Last week, the Innovation Act of 2013 was passed. This bill scores a win for the real estate industry as it aims to make procedural changes to the patent system to discourage tactics preferred by trolls – a previous issue for innovative industry professionals facing frivolous patent breach charges.
How will this act protect real estate industry professionals?
A recent letter from the National Association of REALTORS, who support the act, read “our members view the reforms in this bill as an important step in protecting innovators and main street businesses from broad claims of patent infringement based on patents of questionable validity all brought by non-practicing entities.”
According to the letter from NAR, which was written on December 2nd in support of the act:
“As technology users, NAR and several of its members recently faced onerous patent infringement litigation over questionable patents dealing with location based search capabilities.
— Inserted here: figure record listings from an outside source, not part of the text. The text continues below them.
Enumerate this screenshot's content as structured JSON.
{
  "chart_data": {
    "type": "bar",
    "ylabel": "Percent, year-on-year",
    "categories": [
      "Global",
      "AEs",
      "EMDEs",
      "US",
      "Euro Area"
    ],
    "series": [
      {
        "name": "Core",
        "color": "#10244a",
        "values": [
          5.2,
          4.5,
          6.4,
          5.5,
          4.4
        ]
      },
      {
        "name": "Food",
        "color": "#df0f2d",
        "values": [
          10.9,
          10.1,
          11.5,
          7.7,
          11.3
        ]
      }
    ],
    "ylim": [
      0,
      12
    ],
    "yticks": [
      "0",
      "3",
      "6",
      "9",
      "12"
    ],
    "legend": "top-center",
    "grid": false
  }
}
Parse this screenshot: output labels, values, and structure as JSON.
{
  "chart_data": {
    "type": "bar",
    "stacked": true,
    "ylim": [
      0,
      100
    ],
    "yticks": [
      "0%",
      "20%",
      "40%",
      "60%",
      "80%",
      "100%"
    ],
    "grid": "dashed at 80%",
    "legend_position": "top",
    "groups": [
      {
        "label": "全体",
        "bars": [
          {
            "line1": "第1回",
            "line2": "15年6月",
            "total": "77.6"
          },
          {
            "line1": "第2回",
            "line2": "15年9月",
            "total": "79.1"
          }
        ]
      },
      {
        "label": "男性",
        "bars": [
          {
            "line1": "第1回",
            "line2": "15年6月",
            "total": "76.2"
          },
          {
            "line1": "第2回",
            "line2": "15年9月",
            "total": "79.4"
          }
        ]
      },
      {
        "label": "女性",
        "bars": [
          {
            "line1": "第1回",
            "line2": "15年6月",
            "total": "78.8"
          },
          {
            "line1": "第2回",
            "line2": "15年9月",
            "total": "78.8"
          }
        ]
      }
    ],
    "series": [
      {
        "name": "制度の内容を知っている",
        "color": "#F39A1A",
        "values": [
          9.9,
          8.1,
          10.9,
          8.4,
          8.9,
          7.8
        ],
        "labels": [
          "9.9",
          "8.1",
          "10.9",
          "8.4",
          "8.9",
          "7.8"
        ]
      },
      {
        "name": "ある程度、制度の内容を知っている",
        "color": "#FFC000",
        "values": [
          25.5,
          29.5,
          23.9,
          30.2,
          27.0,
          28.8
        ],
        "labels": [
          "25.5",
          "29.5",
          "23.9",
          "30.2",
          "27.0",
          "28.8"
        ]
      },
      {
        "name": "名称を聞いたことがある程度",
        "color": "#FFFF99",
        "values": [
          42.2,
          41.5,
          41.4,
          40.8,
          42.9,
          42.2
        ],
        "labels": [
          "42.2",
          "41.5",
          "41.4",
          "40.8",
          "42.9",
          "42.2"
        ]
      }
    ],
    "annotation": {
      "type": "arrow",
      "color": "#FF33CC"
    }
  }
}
These suits were brought by patent holding companies and other non-practicing entities. They were eventually settled in a multi-million dollar settlement.”
NAR applauds the act and hopes that it will bring needed reforms to address the troll issue by increasing requiring specificity in patent lawsuits, increasing patent ownership transparency, and assuring that the losing—not winning—plaintiffs pay so that the defendant may recover the costs of defending against an unsuccessful patent lawsuit. Hopefully, the reforms in the Innovation Act will shift the financial burden of excessive patent lawsuits from small business defendants to the instigating trolls themselves.